You’re a charity with a good understanding of your service users. You know how they tend to behave and what they need. On top of this you have a great idea for a new website that will help them even more. So you ask your users what they want, find a local web developer, get everyone together and tell the developer what you want the website to do. The developer goes away, designs a site based on what you’ve told them and delivers it to you a month later.
The website does exactly what you think you wanted it to do. Ace.
But three months later its not getting any traffic and your users are telling you that it’s a good idea but its got the wrong features and doesn’t help them.
If you’re a designer you’ll probably look at this process and ask “where was the design work?”
Well, there wasn’t any.
Understanding Your Users Does Not Always Equal Better Design
Understanding your users is one thing. But this understanding needs translating, exploring and challenging in the context of the new website, app or service you’re planning. This is a prerequisite for effective design.
If you don’t do this then your new site or service will probably fail to meet people’s needs. It’ll either completely flop or crawl along relying on the passion and commitment of your apologetic staff to make up for it.
Personas stop this happening. They help your designers understand your users, the context of their wants and problems and what they might need to solve them. They also help you challenge your own assumptions (internal bias) and understand how users might interact or experience the new site or service. Doing this can save a lot of heartache later on.

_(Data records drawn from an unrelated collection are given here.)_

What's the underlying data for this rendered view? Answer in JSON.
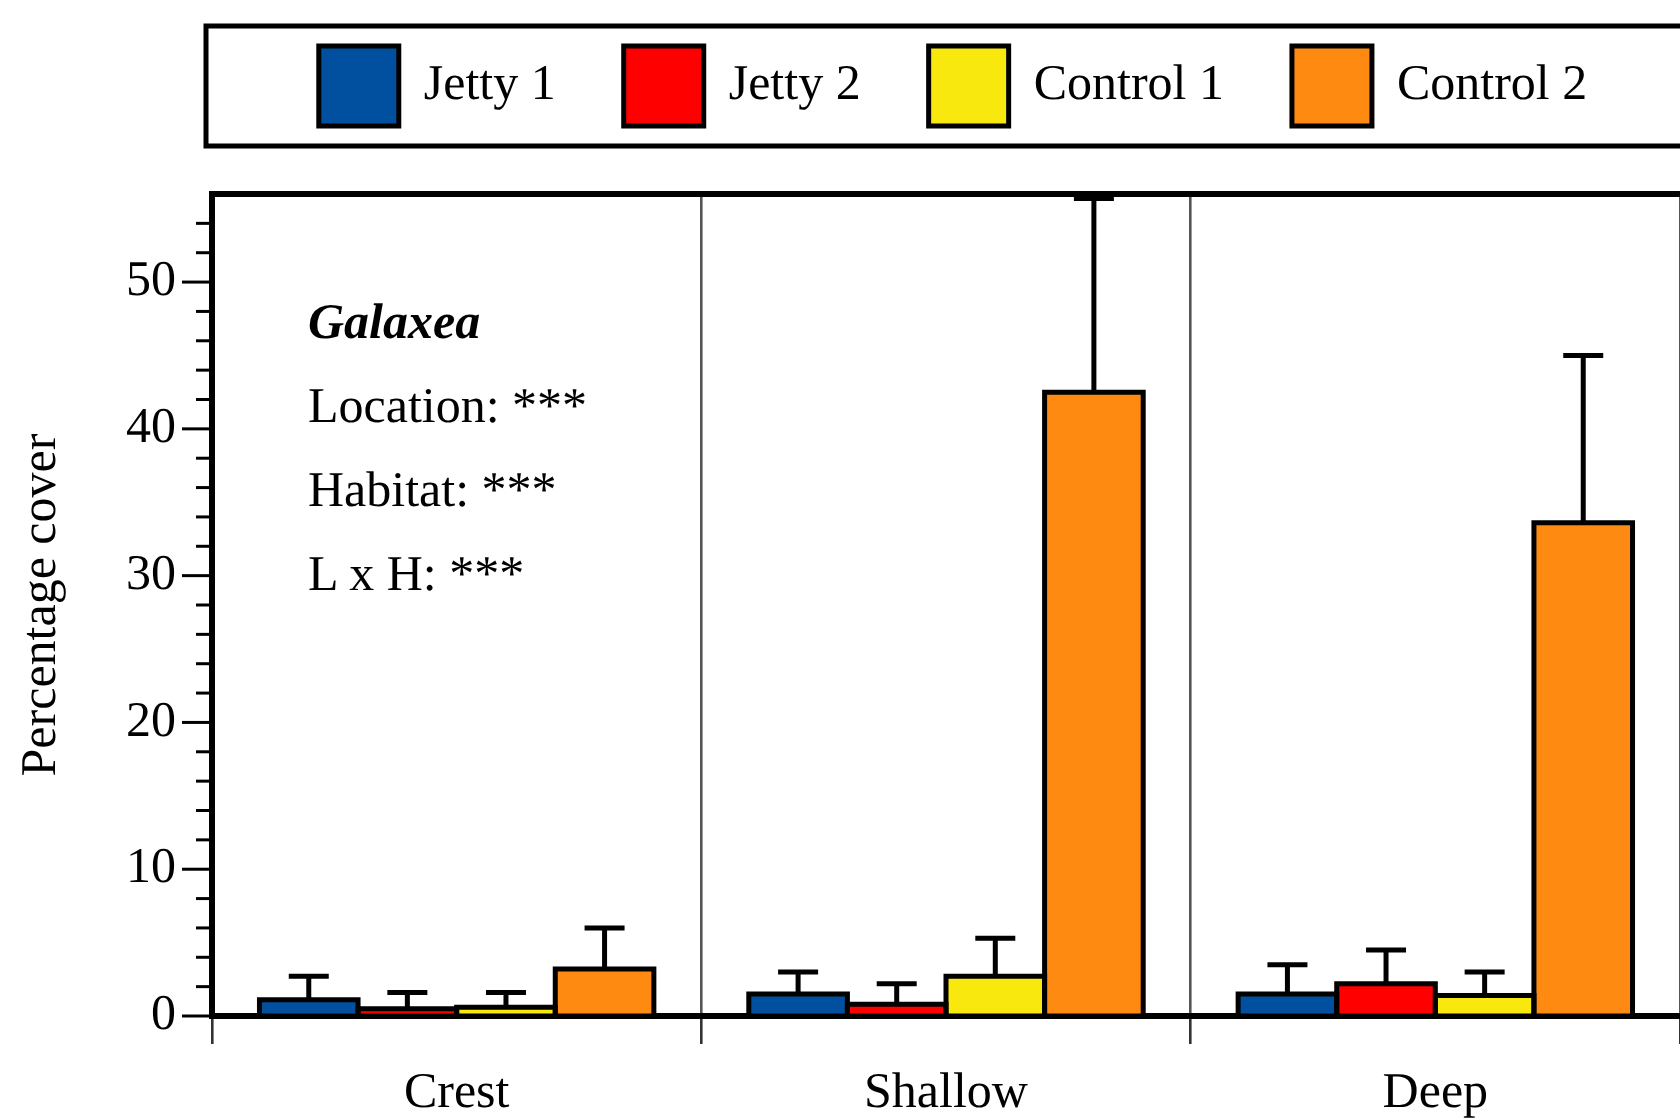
{
  "chart_data": {
    "type": "bar",
    "ylabel": "Percentage cover",
    "categories": [
      "Crest",
      "Shallow",
      "Deep"
    ],
    "series": [
      {
        "name": "Jetty 1",
        "color": "#00509f",
        "values": [
          1.1,
          1.5,
          1.5
        ],
        "errors": [
          [
            1.1,
            2.7
          ],
          [
            1.5,
            3.0
          ],
          [
            1.5,
            3.5
          ]
        ]
      },
      {
        "name": "Jetty 2",
        "color": "#ff0000",
        "values": [
          0.5,
          0.8,
          2.2
        ],
        "errors": [
          [
            0.5,
            1.6
          ],
          [
            0.8,
            2.2
          ],
          [
            2.2,
            4.5
          ]
        ]
      },
      {
        "name": "Control 1",
        "color": "#f8e80e",
        "values": [
          0.6,
          2.7,
          1.4
        ],
        "errors": [
          [
            0.6,
            1.6
          ],
          [
            2.7,
            5.3
          ],
          [
            1.4,
            3.0
          ]
        ]
      },
      {
        "name": "Control 2",
        "color": "#ff8a12",
        "values": [
          3.2,
          42.5,
          33.6
        ],
        "errors": [
          [
            3.2,
            6.0
          ],
          [
            42.5,
            55.7
          ],
          [
            33.6,
            45.0
          ]
        ]
      }
    ],
    "ylim": [
      0,
      56
    ],
    "yticks": [
      0,
      {
        "value": 2,
        "label": null
      },
      {
        "value": 4,
        "label": null
      },
      {
        "value": 6,
        "label": null
      },
      {
        "value": 8,
        "label": null
      },
      10,
      {
        "value": 12,
        "label": null
      },
      {
        "value": 14,
        "label": null
      },
      {
        "value": 16,
        "label": null
      },
      {
        "value": 18,
        "label": null
      },
      20,
      {
        "value": 22,
        "label": null
      },
      {
        "value": 24,
        "label": null
      },
      {
        "value": 26,
        "label": null
      },
      {
        "value": 28,
        "label": null
      },
      30,
      {
        "value": 32,
        "label": null
      },
      {
        "value": 34,
        "label": null
      },
      {
        "value": 36,
        "label": null
      },
      {
        "value": 38,
        "label": null
      },
      40,
      {
        "value": 42,
        "label": null
      },
      {
        "value": 44,
        "label": null
      },
      {
        "value": 46,
        "label": null
      },
      {
        "value": 48,
        "label": null
      },
      50,
      {
        "value": 52,
        "label": null
      },
      {
        "value": 54,
        "label": null
      }
    ],
    "grid": "x",
    "legend": "top",
    "annotations": [
      "Galaxea",
      "Location: ***",
      "Habitat: ***",
      "L x H: ***"
    ]
  }
}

Personas Are Unknown In The Third Sector
Personas are rather underused within the third sector but very common in the field of product and service design. However, interaction between the two sectors is increasing, especially through app development. Whether its while creating apps or designing new services, charities and social enterprises are understanding the value of personas and how easy they are to use and create.
But What Are They?
Personas are “not real people or average users but user models described in detail to have the key attributes, needs, values, lifestyle, culture and personal background of the group they represent” (Giulia Piu).
Personas fit into a particular target demographic or service user group but are not stereotypes. Rather they are user archetypes; descriptions of real people with backgrounds, goals, and values.
They are also quick and inexpensive to create.
Why Do They Work?
Personas work because they facilitate much deeper discussion between users, professionals and designers than can be achieved just by talking about the research, proposing solutions or running focus groups. They create a shared and consistent understanding of user needs and behaviours that can be used throughout the design process.
They put everyone in a user’s shoes and enable you to collectively challenge assumptions about what users need and how they might engage with and experience your site or service. In this way your proposed solutions can be guided by how well they meet the needs of individual personas and features can be prioritised based on how well they address the needs of one or more personas.
In short, personas help you uncover the universal features and service functions needed by your users.
How To Make A Good Persona
There’s two main ways to make a persona.
1. Create them out of interview or ethnographic research data. For this it’s crucial that you have got out of the building, talked to your users and understood their needs, stories and characteristics.
2. Create user generated personas through design workshops with users, services and designers. Here the persona provides a medium for users to share their personal experience and implant it in the persona.
However you do it each persona needs to be specific and distinct. As long as you have an understanding of your target demographic and avoid using this knowledge to create average or universally representative personas you should be able to successfully create 3-4 personas.
Start by taking a piece of paper and sketch or stick a photo of your persona in the middle. Give them a name and some personal details.
Then describe them in terms of:
- Demographics ie age, gender, qualifications
- Goals and needs
- Personality, Attitudes and Behavioural Characteristics
- Culture and Background
- Relationship with Technology and/or People & Services
- Fears and Dreams
- Barriers and/or challenges
There is no definitive list of what should be included so aim to describe any of the above that seem relevant.
Go For Momentum
While you’re describing your persona aim for momentum of activity. If you find you’re pondering or analysing your persona for too long then you’re probably over complicating the process. While it’s important to draw upon research or user experience its also important to open up, identify and get under the skin of your persona. Momentum will help you do this and make it easier to believe in your persona as real rather than fictional.
Once you’ve created your persona you may wish to redraft it into a neater version. You can then use it as the basis for creating user stories, idea story boarding or diving deeper into users’ experience through a user journey.
By the time you’ve done this you will have more empathy for your site or service’s users. You’ll understand their wants and behaviours better, be more able to create something that meets their needs.